Infelizmente, em muitos casos isso chega ao ponto de que os próprios poderes políticos e econômicos de nossas nações, para além das normais relações recíprocas, estão sujeitos a centros mais poderosos que operam em escala internacional. Agrava a situação o fato de que estes centros de poder se acham estruturados em formas encobertas, pré sentes em toda parte, e se subtraem facilmente ao controle dos governos e dos próprios organismos internacionais.
É urgente libertar nossos povos do ídolo do poder absoluto para conseguir uma convivência social em justiça e liberdade. Com efeito, para que os povos latino-americanos possam cumprir a missão que lhes assinala a história como povos jovens, ricos em tradições e cultura, necessitam de uma ordem política que respeite a dignidade do homem, que garanta a concórdia e a paz interior da comunidade civil e em suas relações com as outras comunidades.
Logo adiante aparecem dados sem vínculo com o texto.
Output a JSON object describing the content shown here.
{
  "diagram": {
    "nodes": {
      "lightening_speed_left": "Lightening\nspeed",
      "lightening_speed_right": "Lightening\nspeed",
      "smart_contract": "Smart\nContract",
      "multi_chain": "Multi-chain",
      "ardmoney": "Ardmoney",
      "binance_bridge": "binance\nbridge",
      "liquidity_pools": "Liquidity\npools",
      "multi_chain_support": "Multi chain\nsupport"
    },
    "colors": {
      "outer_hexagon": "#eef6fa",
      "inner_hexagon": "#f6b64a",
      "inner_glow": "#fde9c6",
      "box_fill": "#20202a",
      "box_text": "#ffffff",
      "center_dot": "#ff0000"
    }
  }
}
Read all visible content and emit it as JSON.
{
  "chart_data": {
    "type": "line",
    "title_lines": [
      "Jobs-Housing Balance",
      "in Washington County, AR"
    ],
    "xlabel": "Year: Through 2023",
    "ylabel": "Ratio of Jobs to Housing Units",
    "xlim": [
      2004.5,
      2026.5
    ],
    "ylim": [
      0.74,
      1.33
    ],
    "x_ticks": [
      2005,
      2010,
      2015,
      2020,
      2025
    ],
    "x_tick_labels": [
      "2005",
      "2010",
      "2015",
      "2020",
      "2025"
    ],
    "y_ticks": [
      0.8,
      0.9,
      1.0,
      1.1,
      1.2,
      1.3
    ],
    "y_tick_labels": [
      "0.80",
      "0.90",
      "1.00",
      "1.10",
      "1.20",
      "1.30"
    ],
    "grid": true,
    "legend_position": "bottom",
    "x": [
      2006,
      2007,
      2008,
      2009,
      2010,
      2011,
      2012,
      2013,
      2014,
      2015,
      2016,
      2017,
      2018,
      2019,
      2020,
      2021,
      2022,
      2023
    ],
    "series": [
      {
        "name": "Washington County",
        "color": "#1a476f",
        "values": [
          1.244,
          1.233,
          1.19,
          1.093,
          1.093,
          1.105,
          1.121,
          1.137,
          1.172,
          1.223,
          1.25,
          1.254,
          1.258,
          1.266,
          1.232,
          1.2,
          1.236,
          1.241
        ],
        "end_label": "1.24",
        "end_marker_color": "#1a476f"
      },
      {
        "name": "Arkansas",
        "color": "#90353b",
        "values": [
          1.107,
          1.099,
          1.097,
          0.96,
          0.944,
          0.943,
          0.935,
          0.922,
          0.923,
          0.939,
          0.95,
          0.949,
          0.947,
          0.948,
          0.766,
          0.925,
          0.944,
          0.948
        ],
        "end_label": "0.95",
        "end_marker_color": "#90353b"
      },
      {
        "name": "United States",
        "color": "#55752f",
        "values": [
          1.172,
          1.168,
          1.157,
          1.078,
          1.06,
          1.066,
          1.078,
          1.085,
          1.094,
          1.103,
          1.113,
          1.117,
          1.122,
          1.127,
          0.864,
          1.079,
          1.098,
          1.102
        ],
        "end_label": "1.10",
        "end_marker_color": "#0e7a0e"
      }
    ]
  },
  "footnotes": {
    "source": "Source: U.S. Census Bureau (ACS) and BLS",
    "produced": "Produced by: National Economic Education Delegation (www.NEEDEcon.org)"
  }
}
Entre os anseios e exigências de nossos povos para que isso seja uma realidade, destacam-se:
A igualdade de todos os cidadãos com o direito e o dever de participar no destino da sociedade, com as mesmas oportunidades, dando sua contribuição para os ônus eqüitativamente distribuídos e obedecendo às leis legitimamente estabelecidas.
O exercício de suas liberdades, amparadas em instituições fundamentais que garantam o bem comum, no respeito aos direitos das pessoas e associações.
A legítima autodeterminação de nossos povos que lhes permita organizar-se segundo seu próprio gênio e a marcha de sua história e cooperar numa nova ordem internacional.
A urgência de restabelecer a justiça não só teórica e formalmente reconhecida, mas também posta eficazmente em prática por instituições adequadas e realmente vigentes.